Malik, on the liquidity, you heard me talking about our strong liquidity. I don't want to provide more up-to-date information, which will come with the first task, but there should be an answer, I think. On the factoring and lending... You know, listen, for me, what is very important is the very strong increase in the spread, which we are showing now for the first time. You can see the increase which has gone there. If you look at the change year on year, it has gone down significantly. So, I would say I feel that that is a good result. On the cost of risk, I don't know why you say it's particularly high. We have 6.4 basis points on slide 13. You have food not explaining the 10 million that Giovanni was asking a few moments ago. So I don't think it's particularly high. In fact, I think in terms of basis points, it could be higher in the next few quarters. Let me say this also includes the impact on negative sentences, by the way. This is for the first time this year. We've been very disciplined in the retrocessions. We have to see how good we are in those in the next few quarters.
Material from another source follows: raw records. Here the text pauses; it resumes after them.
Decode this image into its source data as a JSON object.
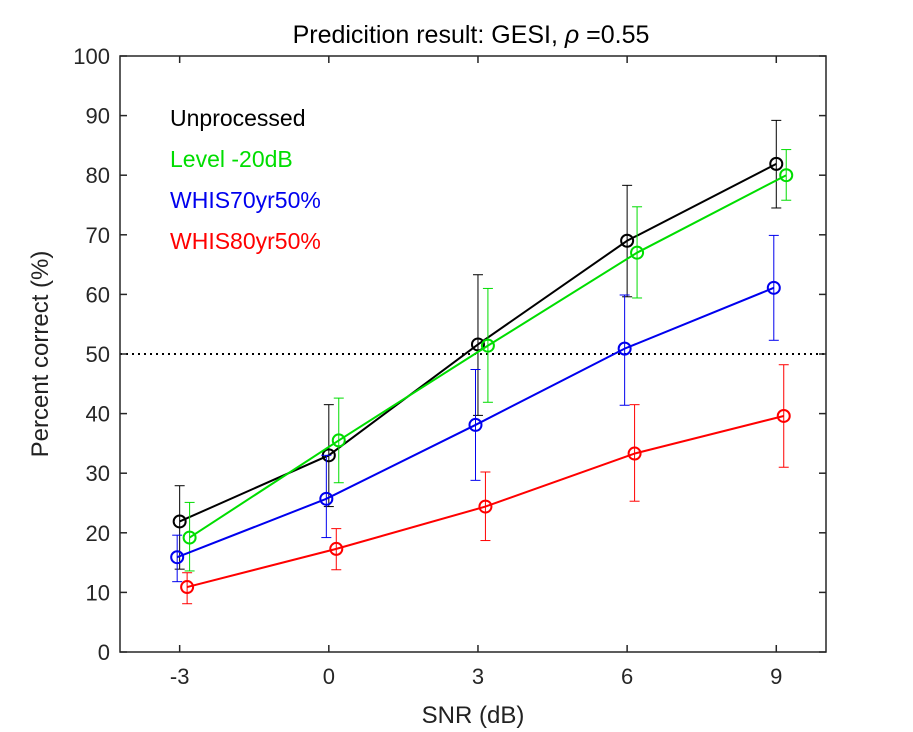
{
  "chart_data": {
    "type": "line",
    "title_prefix": "Predicition result: GESI, ",
    "title_rho": "ρ",
    "title_suffix": " =0.55",
    "xlabel": "SNR (dB)",
    "ylabel": "Percent correct (%)",
    "xlim": [
      -4.2,
      10
    ],
    "ylim": [
      0,
      100
    ],
    "x_ticks": [
      -3,
      0,
      3,
      6,
      9
    ],
    "x_tick_labels": [
      "-3",
      "0",
      "3",
      "6",
      "9"
    ],
    "y_ticks": [
      0,
      10,
      20,
      30,
      40,
      50,
      60,
      70,
      80,
      90,
      100
    ],
    "y_tick_labels": [
      "0",
      "10",
      "20",
      "30",
      "40",
      "50",
      "60",
      "70",
      "80",
      "90",
      "100"
    ],
    "reference_line": {
      "y": 50,
      "style": "dotted",
      "color": "#000000"
    },
    "legend_position": "top-left",
    "grid": false,
    "series": [
      {
        "name": "Unprocessed",
        "color": "#000000",
        "x": [
          -3,
          0,
          3,
          6,
          9
        ],
        "y": [
          21.9,
          33.0,
          51.6,
          69.0,
          81.9
        ],
        "err_low": [
          13.9,
          24.4,
          39.7,
          59.6,
          74.5
        ],
        "err_high": [
          27.9,
          41.5,
          63.3,
          78.3,
          89.2
        ]
      },
      {
        "name": "Level -20dB",
        "color": "#00dd00",
        "x": [
          -2.8,
          0.2,
          3.2,
          6.2,
          9.2
        ],
        "y": [
          19.2,
          35.5,
          51.4,
          67.0,
          80.0
        ],
        "err_low": [
          13.6,
          28.4,
          41.9,
          59.4,
          75.8
        ],
        "err_high": [
          25.1,
          42.6,
          61.0,
          74.7,
          84.3
        ]
      },
      {
        "name": "WHIS70yr50%",
        "color": "#0000ee",
        "x": [
          -3.05,
          -0.05,
          2.95,
          5.95,
          8.95
        ],
        "y": [
          15.9,
          25.7,
          38.1,
          50.9,
          61.1
        ],
        "err_low": [
          11.8,
          19.2,
          28.8,
          41.4,
          52.3
        ],
        "err_high": [
          19.6,
          33.0,
          47.4,
          59.9,
          69.9
        ]
      },
      {
        "name": "WHIS80yr50%",
        "color": "#ff0000",
        "x": [
          -2.85,
          0.15,
          3.15,
          6.15,
          9.15
        ],
        "y": [
          10.9,
          17.3,
          24.4,
          33.3,
          39.6
        ],
        "err_low": [
          8.1,
          13.8,
          18.7,
          25.3,
          31.0
        ],
        "err_high": [
          13.3,
          20.7,
          30.2,
          41.5,
          48.2
        ]
      }
    ]
  }
}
Thank you.

speaker
Conference Operator
Operator

As a reminder, if you have a question, please press star, then 1. Again, if you have a question, please press star then one. This concludes our question and answer session. I would like to turn the conference back over to Giuseppe Sica for any closing remarks.

speaker
Giuseppe Sica
Group CEO

I thank everybody for joining the call. It was a bit shorter than the previous one, and we look forward to speaking again when we present our first results. Thank you.

speaker
Conference Operator
Operator

The conference is now concluded. Thank you for attending today's presentation. You may now disconnect.